Decades after the masks are gone, in-person college classes are a quaint memory and “flatten the curve” is a long-forgotten rallying cry, the U.S. will continue its fight against COVID-19. Well, we’ll still be paying for it, anyway.
Last week, the Congressional Budget Office released its preliminary estimate of federal income and expenses for the government’s 2020 fiscal year, which ended on September 30. During those 12 months, the federal government is estimated to have collected $3.4 trillion in taxes and spent $6.5 trillion, creating a one-year record deficit of $3.1 trillion. Prior to COVID, the 2020 deficit was expected to “only” be $1 trillion; the unexpected $2.1 trillion increase is almost completely a result of spending either related to the coronavirus or bundled with a pandemic-related expenditure.
The U.S. government borrowed almost half of the money it spent in the past year.
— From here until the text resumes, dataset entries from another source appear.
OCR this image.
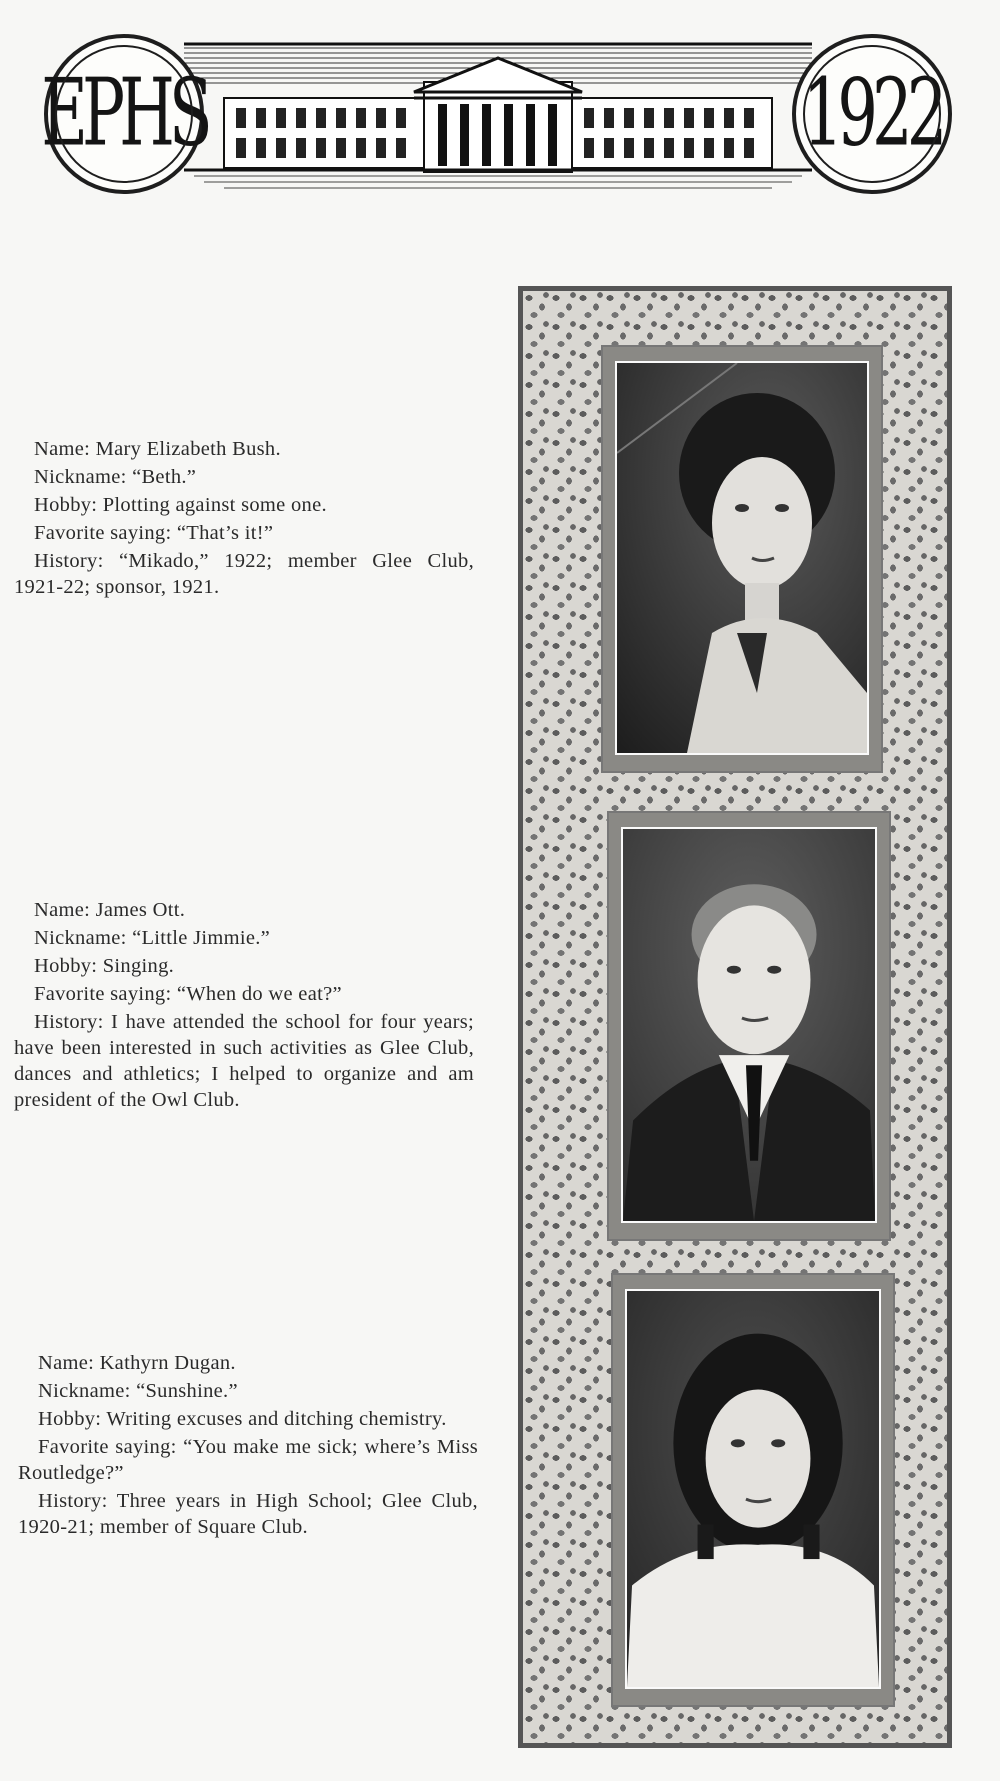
EPHS	1922

Name: Mary Elizabeth Bush.

Nickname: “Beth.”

Hobby: Plotting against some one.

Favorite saying: “That’s it!”

History: “Mikado,” 1922; member Glee Club, 1921-22; sponsor, 1921.

Name: James Ott.

Nickname: “Little Jimmie.”

Hobby: Singing.

Favorite saying: “When do we eat?”

History: I have attended the school for four years; have been interested in such activities as Glee Club, dances and athletics; I helped to organize and am president of the Owl Club.

Name: Kathyrn Dugan.

Nickname: “Sunshine.”

Hobby: Writing excuses and ditching chemistry.

Favorite saying: “You make me sick; where’s Miss Routledge?”

History: Three years in High School; Glee Club, 1920-21; member of Square Club.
And this occurred in a year in which tax collections were also at record highs.
That the government is operating at a deficit is not particularly noteworthy; the U.S. has run federal deficits in 62 of the 70 years since 1950. What is bothersome is that prior to the coronavirus, the U.S. was already running annual deficits similar to those during the financial crisis of 2009. Prior to the outbreak, the U.S. economy was operating at near full employment – suggesting a level of government spending unprecedented relative to circumstances. Since the onset of the virus, the budget deficit has tripled.
Annual budget deficits add to the national debt, which as of September 1 officially stood at more than $26.7 trillion. However, government accounting is tricky. The U.S. has another $90 trillion in unfunded liabilities related to Social Security and Medicare obligations. Because of accounting rules, that $90 trillion isn’t included in the national debt, even though every Social Security and Medicare recipients certainly expects the government to fulfill those promises.
Combining the official national debt figure with the off-balance sheet liabilities produces a total effective national debt of about $120 trillion. For perspective, there are 145 million federal taxpayers in the U.S., meaning that each taxpayer’s share of that $120 trillion is $800,000.
Those figures are hard to even comprehend.
I know the arguments why neither the debt nor the deficit should concern us. The taxing power of the U.S. government is a massive asset that, like Social Security and Medicare liabilities, isn’t on the balance sheet. As long as the U.S. can refinance its debt, we never have to pay the principal. And if refinancing does become an issue, it will hit Japan and most European countries before it does us.
Excuse me if those points don’t completely assuage my concern.